Adjust your attitude, if need be. Going into the dating world with a positive attitude can help you laugh during the bad dates and appreciate the nights out when you’re with someone whose company you enjoy. Having a realistic understanding from the beginning that it will probably take time to meet Mr. or Mrs. Right can take a lot of pressure off of you to find something redeemable about everyone you meet.
Start slow. Most things begun with an over-anxious attitude tend to fizzle out fast. Ease back into the dating scene by scheduling one or two dates a month. The rest of the time, go out with friends and enjoy being single.
Be open. The hardest part about dating is actually meeting people to go out with. By being friendly and open you may find that you meet people at all sorts of places, such as your favorite coffee shop, on your commute to work, in the park on the weekend or at your favorite yoga class.
Enlist your friends for help.
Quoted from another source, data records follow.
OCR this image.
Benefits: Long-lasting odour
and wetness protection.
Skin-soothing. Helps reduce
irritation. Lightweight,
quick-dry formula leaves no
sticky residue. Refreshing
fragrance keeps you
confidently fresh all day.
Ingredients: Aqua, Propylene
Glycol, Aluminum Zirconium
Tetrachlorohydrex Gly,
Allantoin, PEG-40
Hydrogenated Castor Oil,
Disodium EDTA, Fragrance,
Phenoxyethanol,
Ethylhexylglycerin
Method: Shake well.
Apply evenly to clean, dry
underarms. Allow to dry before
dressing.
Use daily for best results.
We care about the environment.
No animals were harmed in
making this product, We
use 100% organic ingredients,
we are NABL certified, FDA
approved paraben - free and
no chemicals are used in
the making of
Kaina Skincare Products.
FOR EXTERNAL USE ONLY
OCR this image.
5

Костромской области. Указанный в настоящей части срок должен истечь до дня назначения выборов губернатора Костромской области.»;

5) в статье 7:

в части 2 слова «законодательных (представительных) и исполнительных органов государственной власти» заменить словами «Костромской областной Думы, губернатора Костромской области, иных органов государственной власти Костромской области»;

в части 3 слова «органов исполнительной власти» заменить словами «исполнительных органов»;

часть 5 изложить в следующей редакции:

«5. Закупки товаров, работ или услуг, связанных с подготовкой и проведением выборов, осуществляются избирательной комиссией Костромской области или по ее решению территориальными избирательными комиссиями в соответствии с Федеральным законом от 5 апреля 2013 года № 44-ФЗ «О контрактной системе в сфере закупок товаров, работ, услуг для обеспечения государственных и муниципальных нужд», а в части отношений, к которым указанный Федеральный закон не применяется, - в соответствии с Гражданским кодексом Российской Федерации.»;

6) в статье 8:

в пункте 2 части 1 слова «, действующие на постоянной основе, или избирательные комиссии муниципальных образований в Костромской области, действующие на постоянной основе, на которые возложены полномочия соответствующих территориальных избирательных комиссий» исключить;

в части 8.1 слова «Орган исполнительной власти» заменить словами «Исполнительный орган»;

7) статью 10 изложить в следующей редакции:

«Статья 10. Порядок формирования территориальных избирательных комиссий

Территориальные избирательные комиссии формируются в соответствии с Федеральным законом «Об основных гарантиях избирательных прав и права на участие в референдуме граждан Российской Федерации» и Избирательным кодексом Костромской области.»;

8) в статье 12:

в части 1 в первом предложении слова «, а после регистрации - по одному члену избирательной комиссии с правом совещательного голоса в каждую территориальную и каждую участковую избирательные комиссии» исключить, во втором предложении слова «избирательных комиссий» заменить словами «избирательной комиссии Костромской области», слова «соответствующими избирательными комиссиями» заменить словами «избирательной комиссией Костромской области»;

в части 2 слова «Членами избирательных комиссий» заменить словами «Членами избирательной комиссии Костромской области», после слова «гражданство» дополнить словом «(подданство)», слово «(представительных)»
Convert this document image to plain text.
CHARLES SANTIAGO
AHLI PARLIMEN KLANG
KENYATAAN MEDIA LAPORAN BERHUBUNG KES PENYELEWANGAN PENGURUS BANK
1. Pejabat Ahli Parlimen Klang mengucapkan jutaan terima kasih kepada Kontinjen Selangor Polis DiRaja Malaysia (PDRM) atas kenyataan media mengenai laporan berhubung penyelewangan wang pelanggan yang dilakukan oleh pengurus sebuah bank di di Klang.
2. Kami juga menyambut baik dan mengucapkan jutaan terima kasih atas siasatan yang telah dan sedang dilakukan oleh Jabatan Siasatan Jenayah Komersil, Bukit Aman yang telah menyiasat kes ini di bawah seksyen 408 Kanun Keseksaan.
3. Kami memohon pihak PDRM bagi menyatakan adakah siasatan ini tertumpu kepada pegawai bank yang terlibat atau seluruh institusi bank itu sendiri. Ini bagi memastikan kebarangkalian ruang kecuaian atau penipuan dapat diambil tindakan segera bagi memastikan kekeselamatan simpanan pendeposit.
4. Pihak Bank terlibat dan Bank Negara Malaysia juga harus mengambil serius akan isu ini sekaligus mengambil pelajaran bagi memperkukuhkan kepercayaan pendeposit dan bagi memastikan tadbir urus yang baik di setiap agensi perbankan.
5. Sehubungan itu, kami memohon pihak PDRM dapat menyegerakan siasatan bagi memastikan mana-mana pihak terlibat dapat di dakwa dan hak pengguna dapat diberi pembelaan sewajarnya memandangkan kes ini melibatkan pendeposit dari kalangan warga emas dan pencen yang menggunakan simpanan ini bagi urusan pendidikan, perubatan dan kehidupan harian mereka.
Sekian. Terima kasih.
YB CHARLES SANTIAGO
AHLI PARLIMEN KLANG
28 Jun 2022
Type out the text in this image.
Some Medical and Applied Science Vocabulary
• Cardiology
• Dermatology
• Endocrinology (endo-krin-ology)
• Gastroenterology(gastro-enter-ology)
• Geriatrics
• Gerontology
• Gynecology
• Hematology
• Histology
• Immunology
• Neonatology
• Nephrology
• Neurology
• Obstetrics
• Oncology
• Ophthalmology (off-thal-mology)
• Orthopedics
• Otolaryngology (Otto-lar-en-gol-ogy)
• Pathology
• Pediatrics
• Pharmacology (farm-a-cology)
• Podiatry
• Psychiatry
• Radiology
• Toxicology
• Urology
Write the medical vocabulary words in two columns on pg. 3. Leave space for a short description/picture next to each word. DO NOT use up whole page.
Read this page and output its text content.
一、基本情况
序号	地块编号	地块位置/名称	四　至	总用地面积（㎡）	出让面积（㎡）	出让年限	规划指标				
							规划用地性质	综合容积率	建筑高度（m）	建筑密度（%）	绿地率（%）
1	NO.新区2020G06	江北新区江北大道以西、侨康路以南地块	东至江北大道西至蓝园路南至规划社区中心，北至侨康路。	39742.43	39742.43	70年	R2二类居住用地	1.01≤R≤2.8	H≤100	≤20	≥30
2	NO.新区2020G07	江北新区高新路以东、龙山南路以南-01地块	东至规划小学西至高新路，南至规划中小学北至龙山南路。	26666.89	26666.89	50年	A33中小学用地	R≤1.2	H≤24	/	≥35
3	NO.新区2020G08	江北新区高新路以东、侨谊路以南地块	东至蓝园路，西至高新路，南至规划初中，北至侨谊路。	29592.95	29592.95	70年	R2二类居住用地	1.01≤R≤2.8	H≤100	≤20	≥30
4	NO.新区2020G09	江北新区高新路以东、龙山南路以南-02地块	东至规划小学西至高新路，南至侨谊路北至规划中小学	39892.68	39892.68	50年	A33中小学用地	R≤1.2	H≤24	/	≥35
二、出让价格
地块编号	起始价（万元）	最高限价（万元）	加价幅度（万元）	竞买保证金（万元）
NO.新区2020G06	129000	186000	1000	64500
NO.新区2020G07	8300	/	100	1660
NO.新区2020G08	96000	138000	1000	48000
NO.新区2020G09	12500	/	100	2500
Have your friends and co-workers set you up with their single friends. This gives you and your date a point of reference, and a conversation topic, so that you may both feel more at ease.
Go online. There are numerous online dating websites to choose from; some that will match based on questionnaires and others that allow you to peruse people’s profiles and send a message to those that seem interesting. Make sure your profile is positive and be friendly to all who come your way, even if you’re not interested.